The US labor market’s recovery from the coronavirus pandemic continued to slow in October with employers adding 638,000 jobs as infections surged across the country, the feds said Friday.
Last month marked the fourth straight month of decreased job growth even though the latest hiring pushed the unemployment rate down to 6.9 percent from 7.9 percent in September, according to the Bureau of Labor Statistics.
While October’s hiring was better than economists’ expectations for 600,000 jobs, the closely watched report underscores the increasingly fragile state of the economic recovery that either President Trump or Joe Biden will face once a winner is declared in the too-close-to-call presidential election.
“Growth in every month since June has been progressively slower,” said Dan North, senior economist at Euler Hermes North America. “The easy job gains have come and gone. Consumers are saving and not spending, and income support is drying up.”

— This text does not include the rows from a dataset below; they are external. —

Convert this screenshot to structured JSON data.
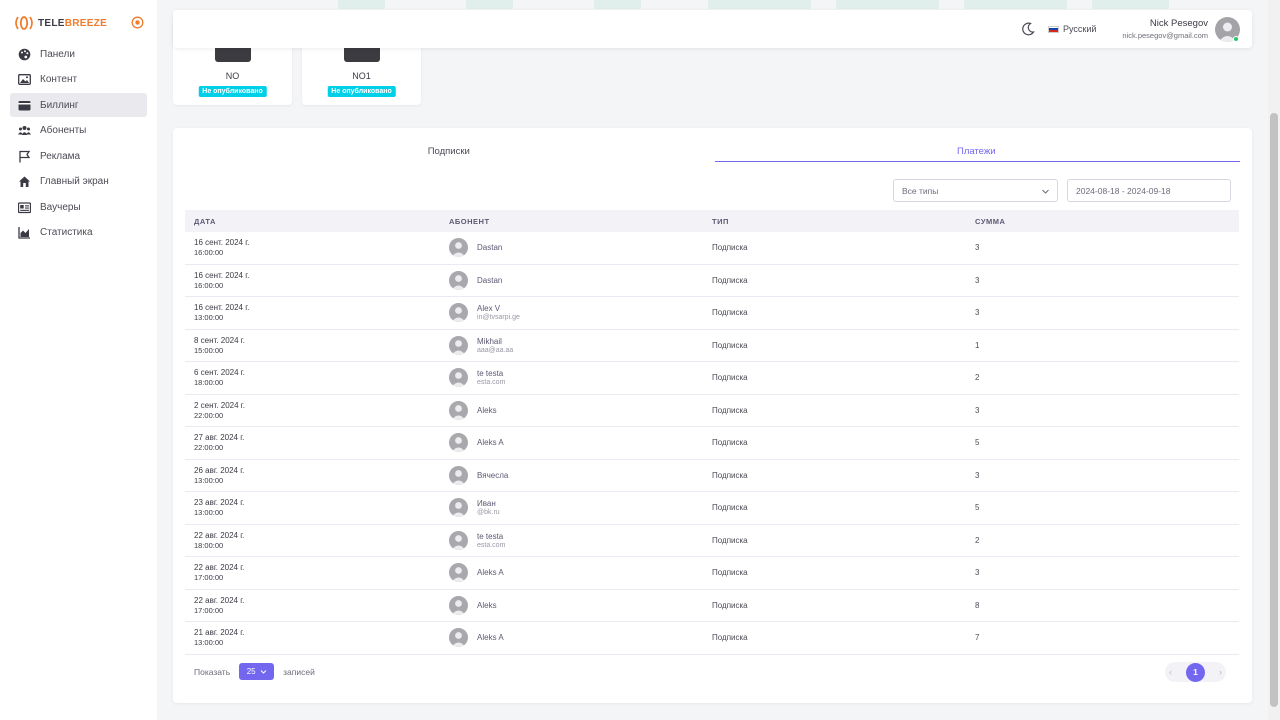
{
  "app": {
    "logo_part1": "TELE",
    "logo_part2": "BREEZE"
  },
  "sidebar": {
    "items": [
      {
        "label": "Панели",
        "icon": "palette-icon"
      },
      {
        "label": "Контент",
        "icon": "image-icon"
      },
      {
        "label": "Биллинг",
        "icon": "wallet-icon"
      },
      {
        "label": "Абоненты",
        "icon": "users-icon"
      },
      {
        "label": "Реклама",
        "icon": "flag-icon"
      },
      {
        "label": "Главный экран",
        "icon": "home-icon"
      },
      {
        "label": "Ваучеры",
        "icon": "voucher-icon"
      },
      {
        "label": "Статистика",
        "icon": "chart-icon"
      }
    ],
    "active_index": 2
  },
  "header": {
    "language": "Русский",
    "user_name": "Nick Pesegov",
    "user_email": "nick.pesegov@gmail.com"
  },
  "cards": [
    {
      "name": "NO",
      "status": "Не опубликовано"
    },
    {
      "name": "NO1",
      "status": "Не опубликовано"
    }
  ],
  "tabs": [
    {
      "label": "Подписки",
      "active": false
    },
    {
      "label": "Платежи",
      "active": true
    }
  ],
  "filters": {
    "type_value": "Все типы",
    "date_range": "2024-08-18 - 2024-09-18"
  },
  "table": {
    "headers": [
      "ДАТА",
      "АБОНЕНТ",
      "ТИП",
      "СУММА"
    ],
    "rows": [
      {
        "date": "16 сент. 2024 г.",
        "time": "16:00:00",
        "name": "Dastan",
        "email": "",
        "type": "Подписка",
        "amount": "3"
      },
      {
        "date": "16 сент. 2024 г.",
        "time": "16:00:00",
        "name": "Dastan",
        "email": "",
        "type": "Подписка",
        "amount": "3"
      },
      {
        "date": "16 сент. 2024 г.",
        "time": "13:00:00",
        "name": "Alex V",
        "email": "in@tvsarpi.ge",
        "type": "Подписка",
        "amount": "3"
      },
      {
        "date": "8 сент. 2024 г.",
        "time": "15:00:00",
        "name": "Mikhail",
        "email": "aaa@aa.aa",
        "type": "Подписка",
        "amount": "1"
      },
      {
        "date": "6 сент. 2024 г.",
        "time": "18:00:00",
        "name": "te testa",
        "email": "esta.com",
        "type": "Подписка",
        "amount": "2"
      },
      {
        "date": "2 сент. 2024 г.",
        "time": "22:00:00",
        "name": "Aleks",
        "email": "",
        "type": "Подписка",
        "amount": "3"
      },
      {
        "date": "27 авг. 2024 г.",
        "time": "22:00:00",
        "name": "Aleks A",
        "email": "",
        "type": "Подписка",
        "amount": "5"
      },
      {
        "date": "26 авг. 2024 г.",
        "time": "13:00:00",
        "name": "Вячесла",
        "email": "",
        "type": "Подписка",
        "amount": "3"
      },
      {
        "date": "23 авг. 2024 г.",
        "time": "13:00:00",
        "name": "Иван",
        "email": "@bk.ru",
        "type": "Подписка",
        "amount": "5"
      },
      {
        "date": "22 авг. 2024 г.",
        "time": "18:00:00",
        "name": "te testa",
        "email": "esta.com",
        "type": "Подписка",
        "amount": "2"
      },
      {
        "date": "22 авг. 2024 г.",
        "time": "17:00:00",
        "name": "Aleks A",
        "email": "",
        "type": "Подписка",
        "amount": "3"
      },
      {
        "date": "22 авг. 2024 г.",
        "time": "17:00:00",
        "name": "Aleks",
        "email": "",
        "type": "Подписка",
        "amount": "8"
      },
      {
        "date": "21 авг. 2024 г.",
        "time": "13:00:00",
        "name": "Aleks A",
        "email": "",
        "type": "Подписка",
        "amount": "7"
      }
    ]
  },
  "footer": {
    "show_label": "Показать",
    "per_page": "25",
    "records_label": "записей",
    "current_page": "1",
    "prev_glyph": "‹",
    "next_glyph": "›"
  },
  "colors": {
    "accent": "#7367f0",
    "badge": "#00cfe8",
    "logo_orange": "#f07b2b",
    "online": "#28c76f"
  }
}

It also comes amid a third surge in COVID-19 infections that has led the US to report more than 100,000 cases on each of the past two days, raising concerns about renewed lockdowns like those that led to record unemployment in the spring.
While the lifting of those lockdowns helped the economy expand at a record pace in a third quarter, businesses are still grappling with the financial fallout from the pandemic and big corporations from Disney to ExxonMobile have announced layoffs in recent weeks.
Meanwhile, Congress has failed to deliver another federal aid package to help struggling employers and consumers. Economists say more stimulus spending is needed to keep the recovery going and prevent the economy from faltering further.